To Escape the Stars
- First edition
- Author: Robert Hoskins
- Cover artist: Dean Ellis
- Language: English
- Series: Stars
- Genre: Science fiction novel
- Publisher: Ballantine Books
- Publication date: 1978
- Publication place: United States
- Media type: Print (Paperback and electronic)
- Pages: 186 pp
- ISBN: 0-345-25856-8
- Preceded by: To Control the Stars

= To Escape the Stars =

1978 sci-fi novel by Robert Hoskins

To Escape the Stars is a 1978 science fiction novel by US editor and writer Robert Hoskins.

== Synopsis ==
The book is the third of three in the Stars sequence, which is loosely based upon an earlier novel, The Problem Makers. It is set 100,000 years into the future, 10,000 years after the previous novel, where gate travel between worlds is common, even for transporting raw materials.

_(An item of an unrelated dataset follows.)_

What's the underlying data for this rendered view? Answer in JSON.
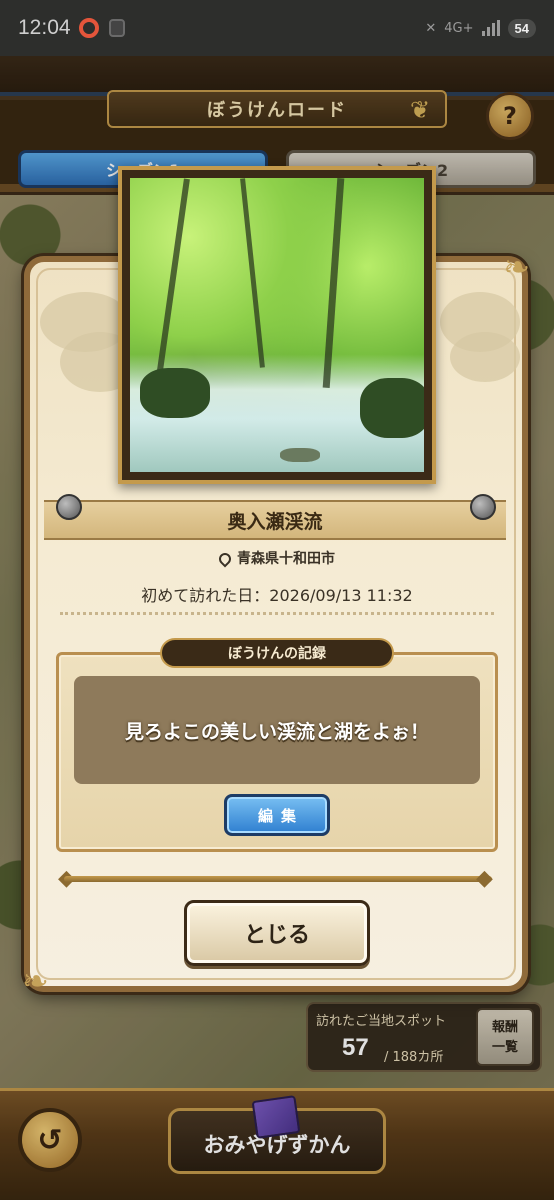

The novel has two distinct parts, the first describing the bad behavior of the protagonist, the second describing the renewed search for the advanced aliens from Alnia. The book's hero and protagonist is James Oregas, a selfish coloniser of planets.

== Reception ==
Mary Weinkauf, reviewing from Science Fiction and Fantasy Book Review, described it as picaresque and criticised its theme, interest, and originality.

B. C. Hacker writing in Library Journal described it as a good story.